Spencer Bogart is vice president of equity research for Needham & Co. He joined the firm in 2014 and currently leads the research efforts on blockchain technology and bitcoin while supporting research on cloud software (SaaS) companies. ETF.com recently sat down with Bogart, a former ETF.com analyst, to get his take on all the important developments in the bitcoin market ahead of the key SEC decision on the Winklevoss ETF, expected within the next month.
ETF.com: Before we jump into more specifics, in a nutshell, how would you describe what bitcoin is to the layperson?
Bogart: Bitcoin is peer-to-peer digital cash that's not issued by any central authority.
ETF.com: Tell us about the highly anticipated decision that's coming from the SEC. What is it ruling on and what are the odds the ruling will be positive?
Spencer: There's a number of bitcoin ETFs that are going through the regulatory approval process. The one that's been going through the process the longest is the Winklevoss bitcoin ETF [Winklevoss Bitcoin Trust (COIN)]. That's been going on for about 3 1/2, four years now.
The exchange they would like to list that particular ETF on―which in this case is Bats [owner of ETF.com]―has filed a proposed rule change, which would be necessary to list the ETF. It's that proposal that essentially we've been watching go through the regulatory approval process.

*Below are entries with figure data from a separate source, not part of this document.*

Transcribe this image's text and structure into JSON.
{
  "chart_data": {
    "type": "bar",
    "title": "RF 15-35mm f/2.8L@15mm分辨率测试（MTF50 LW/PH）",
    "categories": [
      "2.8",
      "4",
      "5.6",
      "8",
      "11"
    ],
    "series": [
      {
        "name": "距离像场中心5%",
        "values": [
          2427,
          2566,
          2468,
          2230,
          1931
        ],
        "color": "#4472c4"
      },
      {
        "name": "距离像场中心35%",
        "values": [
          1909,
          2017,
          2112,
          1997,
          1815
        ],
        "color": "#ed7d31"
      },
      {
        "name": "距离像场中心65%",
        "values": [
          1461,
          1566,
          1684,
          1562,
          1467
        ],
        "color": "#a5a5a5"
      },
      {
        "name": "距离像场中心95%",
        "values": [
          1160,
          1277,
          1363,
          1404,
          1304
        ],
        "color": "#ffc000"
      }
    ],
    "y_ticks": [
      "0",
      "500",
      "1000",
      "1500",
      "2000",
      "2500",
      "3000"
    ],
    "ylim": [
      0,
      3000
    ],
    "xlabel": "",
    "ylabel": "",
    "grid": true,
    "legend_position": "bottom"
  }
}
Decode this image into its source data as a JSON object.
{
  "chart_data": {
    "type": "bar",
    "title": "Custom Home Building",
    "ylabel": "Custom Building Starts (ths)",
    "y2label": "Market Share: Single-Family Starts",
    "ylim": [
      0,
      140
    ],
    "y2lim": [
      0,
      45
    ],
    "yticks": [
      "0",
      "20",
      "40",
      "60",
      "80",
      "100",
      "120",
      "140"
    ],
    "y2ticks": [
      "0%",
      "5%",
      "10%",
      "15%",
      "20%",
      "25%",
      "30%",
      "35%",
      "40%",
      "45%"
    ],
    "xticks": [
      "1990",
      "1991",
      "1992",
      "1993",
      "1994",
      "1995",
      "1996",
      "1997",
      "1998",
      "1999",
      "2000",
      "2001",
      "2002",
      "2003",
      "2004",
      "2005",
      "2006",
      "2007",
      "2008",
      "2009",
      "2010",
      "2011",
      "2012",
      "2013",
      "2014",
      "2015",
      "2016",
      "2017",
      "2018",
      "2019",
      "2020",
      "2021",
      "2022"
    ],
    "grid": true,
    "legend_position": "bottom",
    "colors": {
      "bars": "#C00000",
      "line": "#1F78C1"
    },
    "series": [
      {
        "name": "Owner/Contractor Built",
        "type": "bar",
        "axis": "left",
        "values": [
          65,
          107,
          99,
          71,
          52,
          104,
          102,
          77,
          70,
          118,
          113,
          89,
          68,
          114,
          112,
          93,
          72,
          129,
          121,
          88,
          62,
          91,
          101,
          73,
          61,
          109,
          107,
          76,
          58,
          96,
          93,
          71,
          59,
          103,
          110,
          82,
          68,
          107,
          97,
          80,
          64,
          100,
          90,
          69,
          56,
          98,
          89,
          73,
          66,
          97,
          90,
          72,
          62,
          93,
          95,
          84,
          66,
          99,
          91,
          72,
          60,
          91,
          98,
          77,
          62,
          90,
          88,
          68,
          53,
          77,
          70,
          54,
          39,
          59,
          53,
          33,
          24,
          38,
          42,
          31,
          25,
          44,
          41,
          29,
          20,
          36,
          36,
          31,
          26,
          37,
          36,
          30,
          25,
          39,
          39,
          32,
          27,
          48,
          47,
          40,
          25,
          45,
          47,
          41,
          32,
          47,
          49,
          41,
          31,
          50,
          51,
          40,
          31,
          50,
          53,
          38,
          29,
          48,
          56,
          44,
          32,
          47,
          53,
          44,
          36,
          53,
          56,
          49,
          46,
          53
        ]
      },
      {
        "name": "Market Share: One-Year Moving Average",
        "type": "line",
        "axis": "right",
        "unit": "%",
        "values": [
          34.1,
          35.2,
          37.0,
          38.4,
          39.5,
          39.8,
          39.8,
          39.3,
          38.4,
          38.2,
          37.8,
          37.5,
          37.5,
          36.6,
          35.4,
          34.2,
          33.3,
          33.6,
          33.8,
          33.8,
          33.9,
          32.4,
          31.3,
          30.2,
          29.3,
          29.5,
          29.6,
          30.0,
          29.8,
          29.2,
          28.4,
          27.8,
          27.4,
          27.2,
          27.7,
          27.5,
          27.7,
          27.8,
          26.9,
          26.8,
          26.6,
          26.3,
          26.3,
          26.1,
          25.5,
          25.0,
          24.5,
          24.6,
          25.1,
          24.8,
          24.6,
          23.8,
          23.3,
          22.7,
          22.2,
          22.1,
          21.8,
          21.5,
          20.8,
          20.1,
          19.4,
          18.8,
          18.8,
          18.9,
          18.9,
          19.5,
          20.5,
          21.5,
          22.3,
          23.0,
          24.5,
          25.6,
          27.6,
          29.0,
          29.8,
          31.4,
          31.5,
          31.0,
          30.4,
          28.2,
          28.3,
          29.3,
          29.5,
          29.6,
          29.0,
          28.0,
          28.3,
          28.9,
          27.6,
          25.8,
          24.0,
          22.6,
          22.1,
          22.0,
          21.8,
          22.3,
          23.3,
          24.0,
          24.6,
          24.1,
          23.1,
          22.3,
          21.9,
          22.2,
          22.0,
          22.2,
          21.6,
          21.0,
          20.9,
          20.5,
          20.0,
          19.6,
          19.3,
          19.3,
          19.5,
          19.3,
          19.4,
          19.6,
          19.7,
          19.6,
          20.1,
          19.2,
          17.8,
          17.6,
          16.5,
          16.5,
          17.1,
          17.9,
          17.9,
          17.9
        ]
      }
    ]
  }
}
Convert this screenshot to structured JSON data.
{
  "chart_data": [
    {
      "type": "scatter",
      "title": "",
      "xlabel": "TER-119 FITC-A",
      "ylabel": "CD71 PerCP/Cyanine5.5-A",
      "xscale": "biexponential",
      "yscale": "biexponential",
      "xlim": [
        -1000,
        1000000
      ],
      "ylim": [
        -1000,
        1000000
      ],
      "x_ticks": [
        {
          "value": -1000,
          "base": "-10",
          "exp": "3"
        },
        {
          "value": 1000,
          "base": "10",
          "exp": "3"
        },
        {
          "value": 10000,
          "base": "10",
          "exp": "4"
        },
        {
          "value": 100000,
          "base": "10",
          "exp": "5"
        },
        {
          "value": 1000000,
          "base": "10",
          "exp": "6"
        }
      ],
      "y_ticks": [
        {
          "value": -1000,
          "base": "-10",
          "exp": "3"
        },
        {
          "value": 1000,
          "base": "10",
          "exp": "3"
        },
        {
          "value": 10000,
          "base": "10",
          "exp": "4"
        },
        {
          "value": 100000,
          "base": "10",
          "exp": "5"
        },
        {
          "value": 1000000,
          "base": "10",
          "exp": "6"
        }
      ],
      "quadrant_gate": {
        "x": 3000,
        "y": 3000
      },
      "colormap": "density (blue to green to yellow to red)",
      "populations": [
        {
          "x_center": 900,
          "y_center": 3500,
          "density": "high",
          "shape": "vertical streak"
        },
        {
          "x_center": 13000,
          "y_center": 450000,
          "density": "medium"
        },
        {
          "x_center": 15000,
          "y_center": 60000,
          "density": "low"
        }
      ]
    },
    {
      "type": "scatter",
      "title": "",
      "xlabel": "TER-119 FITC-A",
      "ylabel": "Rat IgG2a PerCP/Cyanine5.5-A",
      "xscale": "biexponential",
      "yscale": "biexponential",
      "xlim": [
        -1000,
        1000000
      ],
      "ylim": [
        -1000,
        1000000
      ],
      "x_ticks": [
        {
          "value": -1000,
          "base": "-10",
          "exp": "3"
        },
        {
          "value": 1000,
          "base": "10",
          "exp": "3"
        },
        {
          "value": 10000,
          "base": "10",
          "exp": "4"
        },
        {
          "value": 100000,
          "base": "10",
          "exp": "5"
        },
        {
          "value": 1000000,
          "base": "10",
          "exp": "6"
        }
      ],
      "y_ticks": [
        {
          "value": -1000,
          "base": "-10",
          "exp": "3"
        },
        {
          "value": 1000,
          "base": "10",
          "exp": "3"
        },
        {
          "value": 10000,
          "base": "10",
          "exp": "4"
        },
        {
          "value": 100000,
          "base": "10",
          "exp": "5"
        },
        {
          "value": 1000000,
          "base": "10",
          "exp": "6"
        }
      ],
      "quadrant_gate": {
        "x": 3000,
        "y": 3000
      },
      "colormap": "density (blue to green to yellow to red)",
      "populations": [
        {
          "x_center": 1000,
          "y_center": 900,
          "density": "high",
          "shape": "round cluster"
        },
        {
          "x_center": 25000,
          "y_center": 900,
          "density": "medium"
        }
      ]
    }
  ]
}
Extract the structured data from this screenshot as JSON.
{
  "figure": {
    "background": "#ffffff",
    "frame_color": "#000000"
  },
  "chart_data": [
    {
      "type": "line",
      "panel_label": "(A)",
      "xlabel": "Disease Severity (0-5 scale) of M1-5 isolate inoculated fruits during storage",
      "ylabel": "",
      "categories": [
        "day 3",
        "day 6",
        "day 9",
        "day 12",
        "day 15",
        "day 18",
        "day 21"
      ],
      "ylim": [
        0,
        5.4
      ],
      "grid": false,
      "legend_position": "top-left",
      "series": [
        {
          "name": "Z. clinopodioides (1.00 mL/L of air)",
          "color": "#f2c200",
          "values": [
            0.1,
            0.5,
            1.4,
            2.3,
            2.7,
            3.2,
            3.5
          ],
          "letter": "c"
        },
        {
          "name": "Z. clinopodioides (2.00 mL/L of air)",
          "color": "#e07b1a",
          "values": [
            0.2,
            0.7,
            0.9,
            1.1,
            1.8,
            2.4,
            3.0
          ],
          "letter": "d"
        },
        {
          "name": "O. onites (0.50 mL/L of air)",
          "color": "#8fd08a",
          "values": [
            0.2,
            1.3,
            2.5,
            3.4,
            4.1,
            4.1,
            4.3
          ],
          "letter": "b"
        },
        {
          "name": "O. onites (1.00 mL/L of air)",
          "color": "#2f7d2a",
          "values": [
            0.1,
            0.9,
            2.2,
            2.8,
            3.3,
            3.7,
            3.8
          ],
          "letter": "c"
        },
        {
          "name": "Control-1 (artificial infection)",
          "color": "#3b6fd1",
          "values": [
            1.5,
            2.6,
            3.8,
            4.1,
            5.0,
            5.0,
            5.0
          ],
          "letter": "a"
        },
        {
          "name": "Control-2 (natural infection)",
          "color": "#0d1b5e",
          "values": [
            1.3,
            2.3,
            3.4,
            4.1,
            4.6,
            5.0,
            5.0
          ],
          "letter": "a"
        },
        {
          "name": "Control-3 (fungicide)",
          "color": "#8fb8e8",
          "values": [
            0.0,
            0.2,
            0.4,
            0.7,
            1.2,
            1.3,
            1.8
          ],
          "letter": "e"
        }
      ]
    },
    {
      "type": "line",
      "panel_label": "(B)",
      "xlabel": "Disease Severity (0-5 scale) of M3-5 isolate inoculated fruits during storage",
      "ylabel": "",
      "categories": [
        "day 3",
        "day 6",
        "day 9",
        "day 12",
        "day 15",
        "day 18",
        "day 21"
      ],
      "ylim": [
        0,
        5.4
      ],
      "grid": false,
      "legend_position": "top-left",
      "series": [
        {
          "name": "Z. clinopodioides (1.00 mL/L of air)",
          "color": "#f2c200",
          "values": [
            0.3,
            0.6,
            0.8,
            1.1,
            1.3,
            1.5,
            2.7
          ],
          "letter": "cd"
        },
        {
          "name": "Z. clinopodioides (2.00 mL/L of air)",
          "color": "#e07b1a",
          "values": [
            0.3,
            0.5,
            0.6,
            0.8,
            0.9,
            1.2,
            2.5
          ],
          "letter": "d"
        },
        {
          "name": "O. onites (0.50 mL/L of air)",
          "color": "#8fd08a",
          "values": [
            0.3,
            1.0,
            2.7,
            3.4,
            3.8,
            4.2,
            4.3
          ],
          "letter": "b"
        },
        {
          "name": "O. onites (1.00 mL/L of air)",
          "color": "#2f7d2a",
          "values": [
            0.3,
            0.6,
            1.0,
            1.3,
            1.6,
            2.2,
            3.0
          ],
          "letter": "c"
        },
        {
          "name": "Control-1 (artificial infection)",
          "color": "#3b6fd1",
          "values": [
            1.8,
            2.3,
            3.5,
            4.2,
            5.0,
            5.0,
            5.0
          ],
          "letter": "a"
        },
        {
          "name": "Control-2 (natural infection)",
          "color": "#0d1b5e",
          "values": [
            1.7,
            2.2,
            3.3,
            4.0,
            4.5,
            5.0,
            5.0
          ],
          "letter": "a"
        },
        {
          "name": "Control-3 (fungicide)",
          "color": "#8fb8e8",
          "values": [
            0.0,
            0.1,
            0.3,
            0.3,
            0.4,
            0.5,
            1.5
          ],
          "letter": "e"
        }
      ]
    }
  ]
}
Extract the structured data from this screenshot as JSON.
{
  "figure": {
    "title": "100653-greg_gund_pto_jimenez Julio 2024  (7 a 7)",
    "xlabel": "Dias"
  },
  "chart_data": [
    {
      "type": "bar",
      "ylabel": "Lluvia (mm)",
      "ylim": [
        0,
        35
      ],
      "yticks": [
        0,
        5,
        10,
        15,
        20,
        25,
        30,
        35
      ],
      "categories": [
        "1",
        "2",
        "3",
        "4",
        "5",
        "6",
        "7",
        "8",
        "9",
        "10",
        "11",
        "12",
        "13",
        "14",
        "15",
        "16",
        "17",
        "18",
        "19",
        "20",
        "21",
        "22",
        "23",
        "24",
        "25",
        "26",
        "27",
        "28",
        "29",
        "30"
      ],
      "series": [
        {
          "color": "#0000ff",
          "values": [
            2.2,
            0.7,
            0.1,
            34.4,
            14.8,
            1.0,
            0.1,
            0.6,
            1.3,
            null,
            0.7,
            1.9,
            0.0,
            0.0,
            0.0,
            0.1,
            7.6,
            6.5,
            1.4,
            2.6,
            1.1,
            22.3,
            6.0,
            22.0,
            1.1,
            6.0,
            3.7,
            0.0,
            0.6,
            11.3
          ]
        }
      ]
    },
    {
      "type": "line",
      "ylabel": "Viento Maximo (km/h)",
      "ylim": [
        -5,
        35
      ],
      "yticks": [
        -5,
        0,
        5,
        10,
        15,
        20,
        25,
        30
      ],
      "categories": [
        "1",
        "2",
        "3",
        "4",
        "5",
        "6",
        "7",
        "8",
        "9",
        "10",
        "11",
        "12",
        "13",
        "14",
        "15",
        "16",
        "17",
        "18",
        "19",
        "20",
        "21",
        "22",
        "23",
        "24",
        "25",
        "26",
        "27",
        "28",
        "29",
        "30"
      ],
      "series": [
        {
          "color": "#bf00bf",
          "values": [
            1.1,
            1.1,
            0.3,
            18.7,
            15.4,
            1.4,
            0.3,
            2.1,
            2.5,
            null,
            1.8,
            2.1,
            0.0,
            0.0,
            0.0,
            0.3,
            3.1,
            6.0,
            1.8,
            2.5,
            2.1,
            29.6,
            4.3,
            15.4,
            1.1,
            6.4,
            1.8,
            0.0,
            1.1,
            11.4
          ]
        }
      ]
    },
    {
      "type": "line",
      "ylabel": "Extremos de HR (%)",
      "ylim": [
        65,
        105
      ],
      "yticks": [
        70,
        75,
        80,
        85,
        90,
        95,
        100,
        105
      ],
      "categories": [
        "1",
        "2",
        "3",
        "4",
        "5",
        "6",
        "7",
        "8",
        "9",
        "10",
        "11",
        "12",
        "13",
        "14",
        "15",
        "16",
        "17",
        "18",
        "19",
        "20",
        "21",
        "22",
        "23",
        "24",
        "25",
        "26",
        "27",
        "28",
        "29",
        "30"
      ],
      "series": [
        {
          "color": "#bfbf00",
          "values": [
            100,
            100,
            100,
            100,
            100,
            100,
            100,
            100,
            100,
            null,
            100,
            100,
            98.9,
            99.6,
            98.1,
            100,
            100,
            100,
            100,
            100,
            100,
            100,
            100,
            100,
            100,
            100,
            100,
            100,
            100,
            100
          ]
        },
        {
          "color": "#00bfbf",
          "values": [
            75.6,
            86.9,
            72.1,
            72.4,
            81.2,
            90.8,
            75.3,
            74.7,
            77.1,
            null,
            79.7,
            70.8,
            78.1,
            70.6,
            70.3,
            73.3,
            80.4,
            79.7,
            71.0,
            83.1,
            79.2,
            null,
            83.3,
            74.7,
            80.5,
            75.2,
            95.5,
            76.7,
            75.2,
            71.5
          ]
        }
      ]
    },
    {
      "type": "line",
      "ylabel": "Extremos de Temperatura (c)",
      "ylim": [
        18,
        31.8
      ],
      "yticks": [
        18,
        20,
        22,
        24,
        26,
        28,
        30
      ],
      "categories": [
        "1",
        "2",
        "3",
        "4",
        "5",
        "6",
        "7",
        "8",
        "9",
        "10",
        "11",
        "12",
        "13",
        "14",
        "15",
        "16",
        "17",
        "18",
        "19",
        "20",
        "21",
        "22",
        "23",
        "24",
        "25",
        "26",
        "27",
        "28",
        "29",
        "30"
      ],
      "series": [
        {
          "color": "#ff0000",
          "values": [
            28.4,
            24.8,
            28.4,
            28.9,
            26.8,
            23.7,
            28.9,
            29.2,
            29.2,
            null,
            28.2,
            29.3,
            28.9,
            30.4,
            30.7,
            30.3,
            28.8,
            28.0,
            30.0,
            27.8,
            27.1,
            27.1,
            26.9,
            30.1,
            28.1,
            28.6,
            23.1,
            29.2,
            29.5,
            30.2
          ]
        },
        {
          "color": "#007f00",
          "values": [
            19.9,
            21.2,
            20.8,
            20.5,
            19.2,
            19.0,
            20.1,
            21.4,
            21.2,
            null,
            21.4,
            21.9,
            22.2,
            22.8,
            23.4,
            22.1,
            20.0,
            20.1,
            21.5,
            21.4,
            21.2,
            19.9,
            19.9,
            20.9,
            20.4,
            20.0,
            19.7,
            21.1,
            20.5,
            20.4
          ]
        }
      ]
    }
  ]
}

At each point along the way, the SEC has had the option to approve, disapprove the ETF or to extend its time to make a decision. All along the way, it’s chosen the opportunity to extend the time to make a decision, including submitting requests for public comments.
We’ll now see an end to that process before March 11, which is the deadline. Before that, we’ll either get an approval, a disapproval or Bats will withdraw its request for a rule change. Or, if no decision is made by March 11, then the rule change is automatically approved.
ETF.com: What factors are the SEC considering?
Bogart: I don't have any inside information, but my sense is that the majority of the things that the SEC is particularly concerned about revolve around bitcoin itself as opposed to anything specific about the Winklevoss filing.
They're asking if a digital asset such as bitcoin―which, unlike a commodity doesn't have a physical form, and unlike a security or derivative, is not under any kind of regulatory supervision―is a suitable underlying asset for an ETF.
At the highest level, that's the kind of thing they're considering. A little bit more in the weeds they're asking if the specific markets that bitcoin trades on are stable, fair and efficient, and if they facilitate or enable or encourage any kind of market manipulation.